Added Grouped Query Attention to scaled_dot_product_attention API

jainapurva · August 1, 2024, 6:31pm

Grouped Query Attention in SDPA: PR#128898

Grouped Query Attention (GQA) has emerged as an important technique to reduce the memory usage of the kv cache during inference. It has become increasingly popular in many foundational LLM models like llama2 70b and llama3. We have added this support to SDPA.

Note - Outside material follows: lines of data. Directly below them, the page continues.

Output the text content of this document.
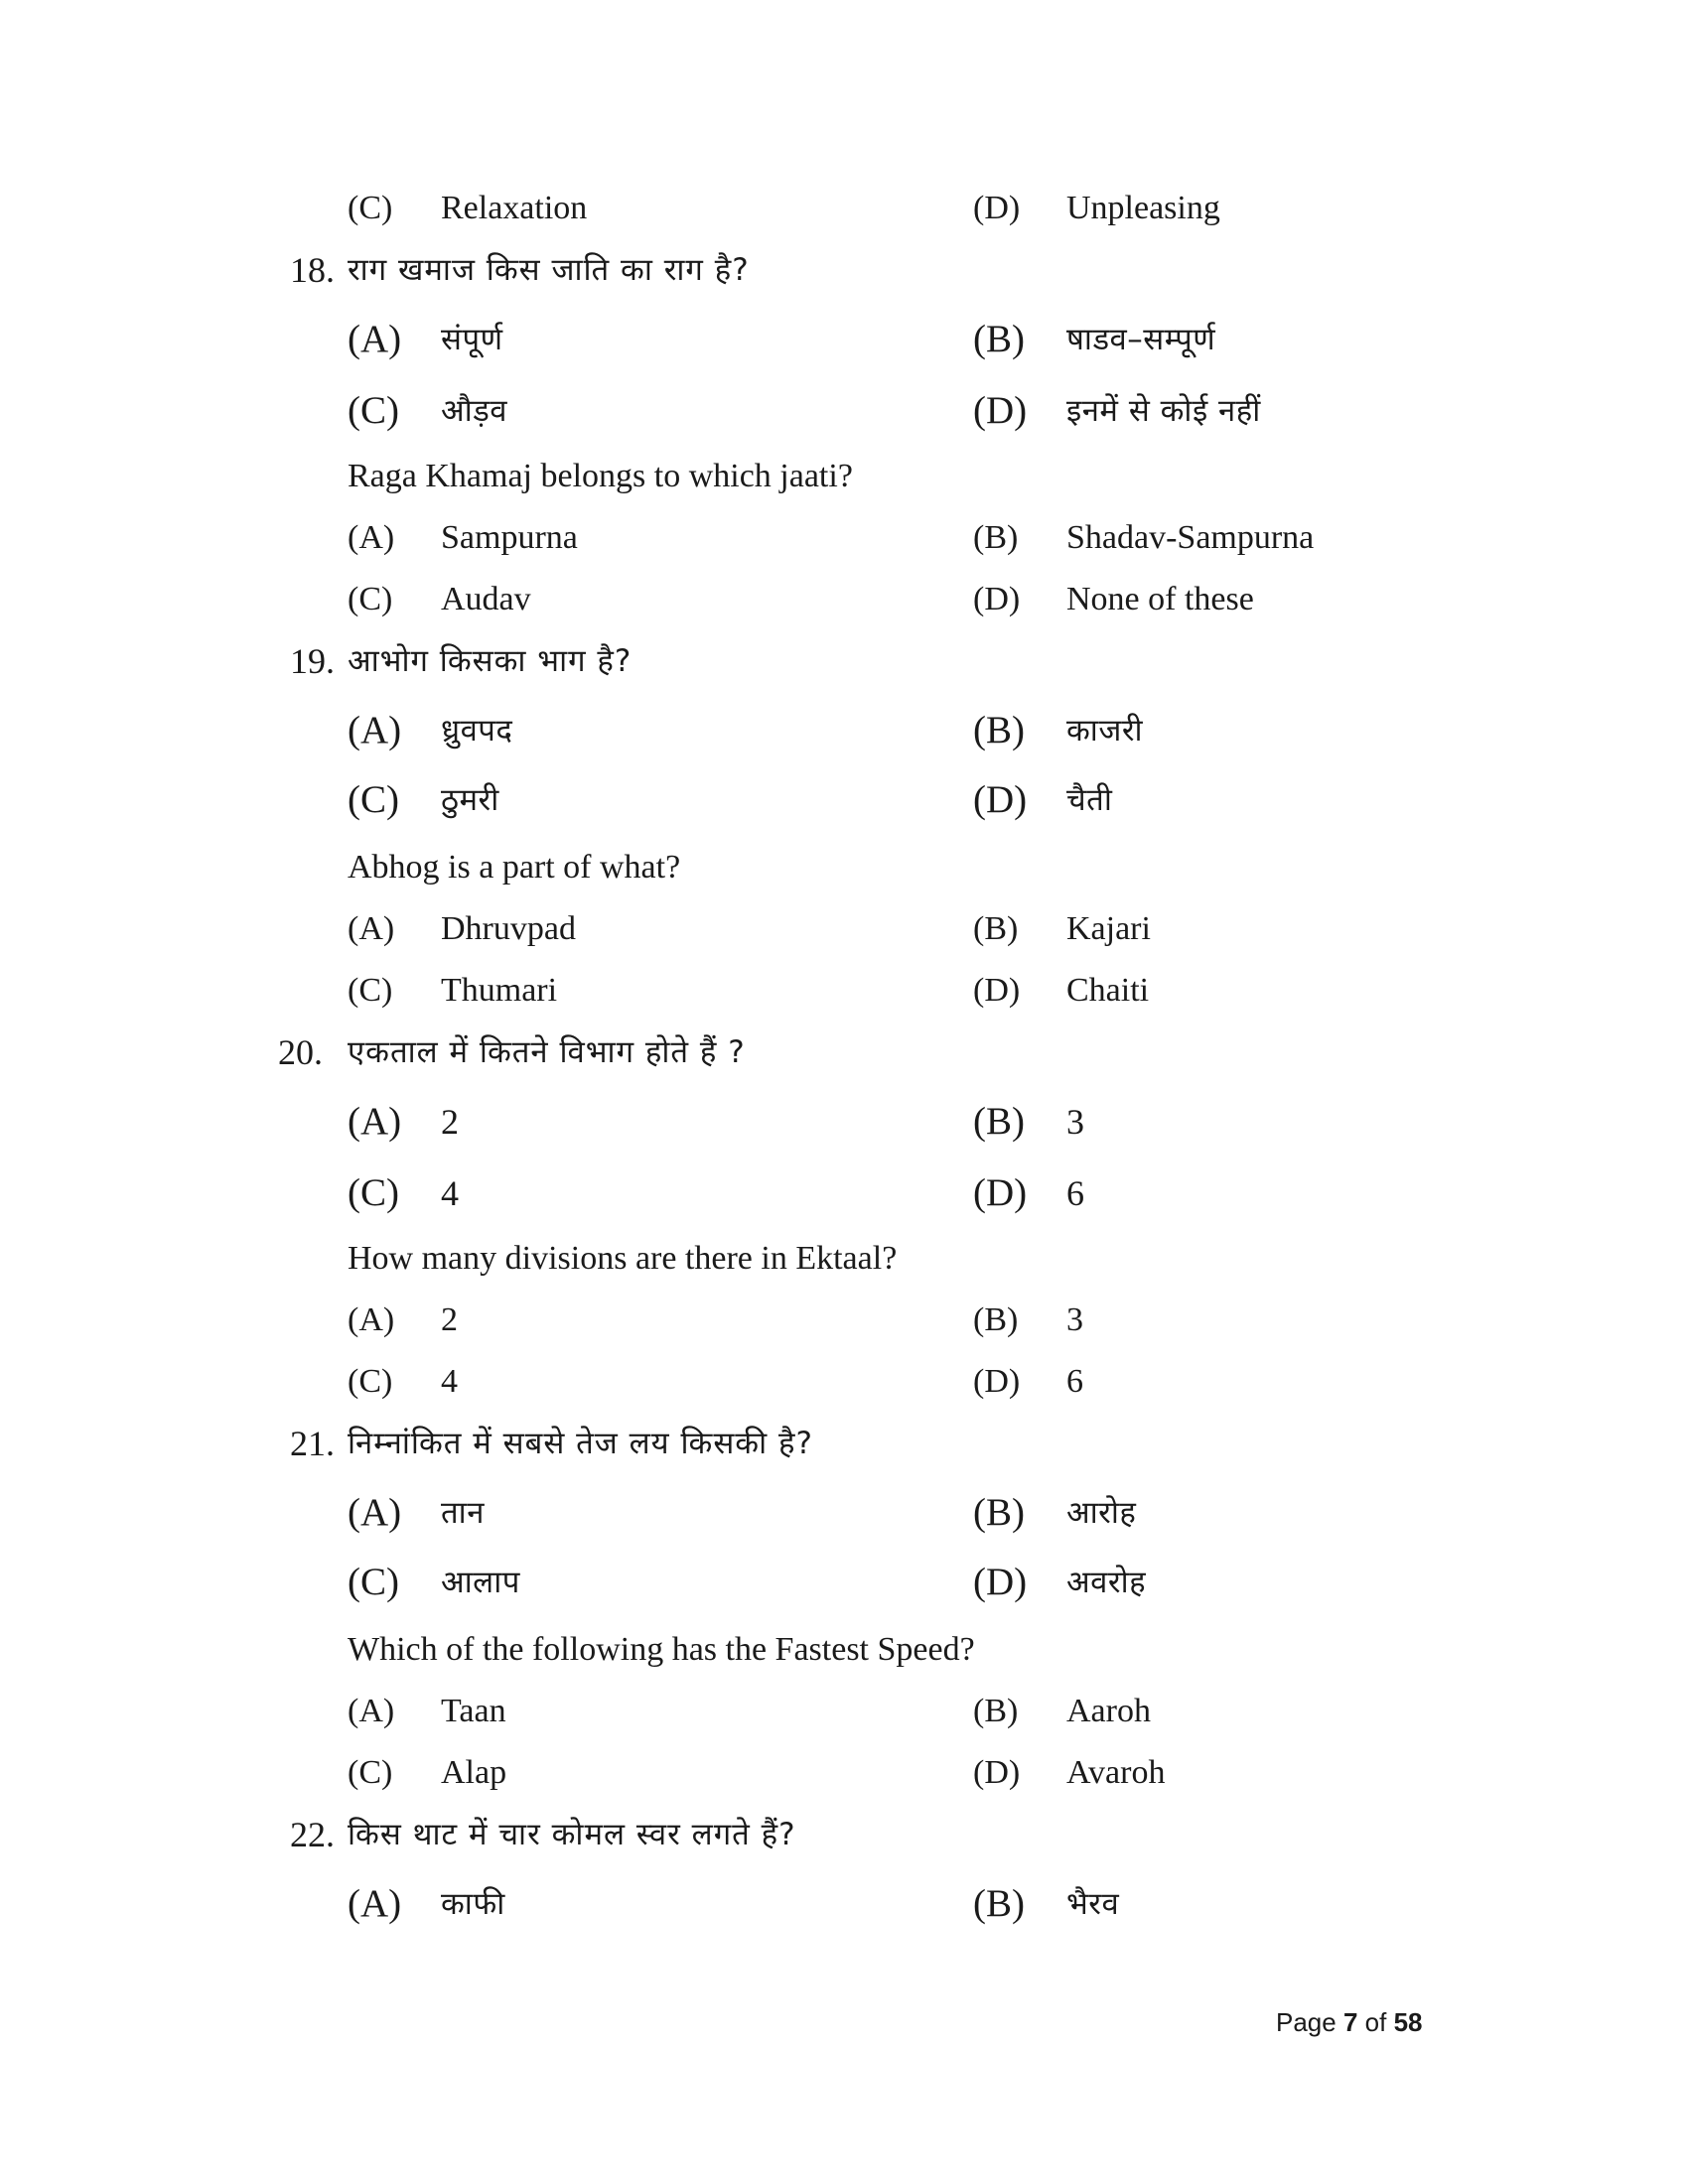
(C) Relaxation	(D) Unpleasing
18. राग खमाज किस जाति का राग है?
(A) संपूर्ण	(B) षाडव–सम्पूर्ण
(C) औड़व	(D) इनमें से कोई नहीं
Raga Khamaj belongs to which jaati?
(A) Sampurna	(B) Shadav-Sampurna
(C) Audav	(D) None of these
19. आभोग किसका भाग है?
(A) ध्रुवपद	(B) काजरी
(C) ठुमरी	(D) चैती
Abhog is a part of what?
(A) Dhruvpad	(B) Kajari
(C) Thumari	(D) Chaiti
20. एकताल में कितने विभाग होते हैं ?
(A) 2	(B) 3
(C) 4	(D) 6
How many divisions are there in Ektaal?
(A) 2	(B) 3
(C) 4	(D) 6
21. निम्नांकित में सबसे तेज लय किसकी है?
(A) तान	(B) आरोह
(C) आलाप	(D) अवरोह
Which of the following has the Fastest Speed?
(A) Taan	(B) Aaroh
(C) Alap	(D) Avaroh
22. किस थाट में चार कोमल स्वर लगते हैं?
(A) काफी	(B) भैरव
Page 7 of 58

Reference paper: [2305.13245] GQA: Training Generalized Multi-Query Transformer Models from Multi-Head Checkpoints

API Updates:

Added a new kwarg enable_gqa:Bool to the existing scaled_dot_product_attention function. The default value is False (which would ensure regular SDPA functionality).
The GQA cannot be used as default, as this memory layout is not supported by strides on, hence it needs to be explicitly enabled.
The last third dimension (-3) in the query, key and value tensor has been set as a dedicated head-dimension.

Important Notes:

GQA is supported only by math and flash_attention kernels.

Implementation details:

Following constraint are validated before performing GQA
Query.head_dim % Key.head_dim == 0
Query.head_dim % Value.head_dim == 0
Key.head_dim == Value.head_dim
If all conditions pass, in math kernel repeat_interleave is performed on the key and value tensors to match the query tensor’s head dimension, while in flash attention repeat interleave is not needed, hence we conserve memory in the forward pass.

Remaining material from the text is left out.